Eletricitários devem trabalhar pelo menos em dupla. Isso porque, como há riscos no trabalho, é necessário que exista um colega de profissão capaz de prestar os primeiros socorros em caso de acidente. O entendimento unânime é da 8ª Câmara do Tribunal Regional do Trabalho da 15ª Região (Campinas).
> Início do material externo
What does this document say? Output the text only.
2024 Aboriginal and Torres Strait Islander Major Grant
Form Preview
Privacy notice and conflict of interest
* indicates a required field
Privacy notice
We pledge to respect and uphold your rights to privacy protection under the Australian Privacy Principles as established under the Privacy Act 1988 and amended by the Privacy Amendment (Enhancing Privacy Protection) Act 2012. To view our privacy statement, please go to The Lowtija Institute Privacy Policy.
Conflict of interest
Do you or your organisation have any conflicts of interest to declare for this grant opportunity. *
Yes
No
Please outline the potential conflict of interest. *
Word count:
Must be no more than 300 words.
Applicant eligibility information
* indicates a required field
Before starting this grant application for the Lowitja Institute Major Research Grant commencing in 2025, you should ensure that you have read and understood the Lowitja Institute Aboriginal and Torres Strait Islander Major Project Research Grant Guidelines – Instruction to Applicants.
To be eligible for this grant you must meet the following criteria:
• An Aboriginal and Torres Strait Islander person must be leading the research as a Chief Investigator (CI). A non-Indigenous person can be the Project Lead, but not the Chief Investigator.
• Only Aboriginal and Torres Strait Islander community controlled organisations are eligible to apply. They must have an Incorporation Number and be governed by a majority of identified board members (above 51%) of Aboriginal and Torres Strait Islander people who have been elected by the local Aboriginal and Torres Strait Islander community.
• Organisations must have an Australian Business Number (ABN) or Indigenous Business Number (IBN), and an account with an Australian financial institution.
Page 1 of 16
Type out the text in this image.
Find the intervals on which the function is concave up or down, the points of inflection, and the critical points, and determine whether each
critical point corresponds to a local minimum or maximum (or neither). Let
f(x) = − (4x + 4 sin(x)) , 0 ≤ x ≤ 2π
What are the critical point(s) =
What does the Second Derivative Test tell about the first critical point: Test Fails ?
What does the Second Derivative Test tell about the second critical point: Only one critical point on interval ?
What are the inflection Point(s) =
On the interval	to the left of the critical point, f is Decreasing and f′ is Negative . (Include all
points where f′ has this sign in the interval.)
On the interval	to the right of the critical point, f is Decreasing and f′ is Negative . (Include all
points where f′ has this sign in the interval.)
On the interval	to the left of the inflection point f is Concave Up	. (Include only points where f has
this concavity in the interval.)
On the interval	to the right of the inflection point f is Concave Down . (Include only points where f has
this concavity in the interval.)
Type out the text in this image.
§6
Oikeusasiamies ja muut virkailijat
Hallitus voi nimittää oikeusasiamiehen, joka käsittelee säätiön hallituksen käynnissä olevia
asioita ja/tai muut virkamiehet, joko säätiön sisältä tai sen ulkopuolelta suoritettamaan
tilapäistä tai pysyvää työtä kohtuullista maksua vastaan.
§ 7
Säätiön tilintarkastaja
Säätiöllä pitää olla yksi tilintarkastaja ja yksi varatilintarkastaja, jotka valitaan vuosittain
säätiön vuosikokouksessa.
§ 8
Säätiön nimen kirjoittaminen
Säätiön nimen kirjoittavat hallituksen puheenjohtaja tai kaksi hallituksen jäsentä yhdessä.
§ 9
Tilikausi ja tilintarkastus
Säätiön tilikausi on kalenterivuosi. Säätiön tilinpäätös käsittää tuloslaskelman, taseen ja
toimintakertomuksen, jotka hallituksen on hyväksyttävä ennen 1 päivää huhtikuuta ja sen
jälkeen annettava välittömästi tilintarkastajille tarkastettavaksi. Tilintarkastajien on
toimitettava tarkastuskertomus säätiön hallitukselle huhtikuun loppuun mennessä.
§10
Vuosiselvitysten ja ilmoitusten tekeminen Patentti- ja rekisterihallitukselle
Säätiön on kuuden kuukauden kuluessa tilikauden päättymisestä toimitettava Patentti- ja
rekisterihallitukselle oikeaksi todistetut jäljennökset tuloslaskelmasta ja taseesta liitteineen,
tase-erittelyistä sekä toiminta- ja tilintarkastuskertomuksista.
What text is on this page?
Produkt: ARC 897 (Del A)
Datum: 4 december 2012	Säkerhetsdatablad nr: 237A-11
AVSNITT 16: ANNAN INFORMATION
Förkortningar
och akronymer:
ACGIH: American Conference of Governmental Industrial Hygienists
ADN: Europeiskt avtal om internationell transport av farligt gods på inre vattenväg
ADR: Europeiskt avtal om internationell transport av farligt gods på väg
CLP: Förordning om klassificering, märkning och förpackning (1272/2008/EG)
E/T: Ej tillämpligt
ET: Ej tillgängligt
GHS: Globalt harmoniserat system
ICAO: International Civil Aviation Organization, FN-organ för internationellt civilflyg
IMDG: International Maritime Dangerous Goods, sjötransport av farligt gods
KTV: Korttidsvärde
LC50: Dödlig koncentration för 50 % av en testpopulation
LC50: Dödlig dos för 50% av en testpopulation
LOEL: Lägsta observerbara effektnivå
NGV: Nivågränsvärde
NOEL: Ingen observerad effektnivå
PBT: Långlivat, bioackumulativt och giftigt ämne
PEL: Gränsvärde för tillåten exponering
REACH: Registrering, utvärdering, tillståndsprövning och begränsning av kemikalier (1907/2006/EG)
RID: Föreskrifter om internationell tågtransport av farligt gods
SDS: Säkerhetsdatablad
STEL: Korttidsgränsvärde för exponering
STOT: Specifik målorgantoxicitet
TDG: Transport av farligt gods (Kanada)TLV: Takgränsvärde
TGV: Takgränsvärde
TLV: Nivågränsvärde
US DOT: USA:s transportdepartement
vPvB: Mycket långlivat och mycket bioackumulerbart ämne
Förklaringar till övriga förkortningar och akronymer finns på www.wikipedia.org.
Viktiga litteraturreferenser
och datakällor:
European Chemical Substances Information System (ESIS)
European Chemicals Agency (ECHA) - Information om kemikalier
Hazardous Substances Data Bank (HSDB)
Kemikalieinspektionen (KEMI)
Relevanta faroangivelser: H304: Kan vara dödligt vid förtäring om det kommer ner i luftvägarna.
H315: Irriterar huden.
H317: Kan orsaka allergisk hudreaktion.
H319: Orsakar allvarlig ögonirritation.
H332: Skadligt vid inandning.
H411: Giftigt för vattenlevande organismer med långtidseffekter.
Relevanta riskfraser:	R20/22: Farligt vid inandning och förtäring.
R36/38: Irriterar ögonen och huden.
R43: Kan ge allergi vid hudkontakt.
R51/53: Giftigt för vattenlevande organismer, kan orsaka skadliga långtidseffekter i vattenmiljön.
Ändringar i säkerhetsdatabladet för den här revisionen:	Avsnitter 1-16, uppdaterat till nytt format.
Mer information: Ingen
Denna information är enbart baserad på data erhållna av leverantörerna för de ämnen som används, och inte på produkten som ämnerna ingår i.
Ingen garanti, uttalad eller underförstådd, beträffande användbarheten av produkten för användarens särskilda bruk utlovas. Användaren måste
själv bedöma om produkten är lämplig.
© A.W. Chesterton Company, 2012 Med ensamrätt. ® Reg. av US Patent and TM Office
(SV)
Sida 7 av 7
O Sindicato dos Trabalhadores na Indústria de Energia Elétrica de Campinas entrou com reclamação trabalhista na Vara do Trabalho de São José do Rio Pardo, interior paulista, contra a empresa AES Tietê S.A. Para o sindicato, a empresa deve manter equipes de trabalho de no mínimo dois trabalhadores eletricitários. Segundo o sindicato, o trabalho realizado por apenas um funcionário impediria seu socorro imediato em caso de acidente. As informações são do TRT Campinas.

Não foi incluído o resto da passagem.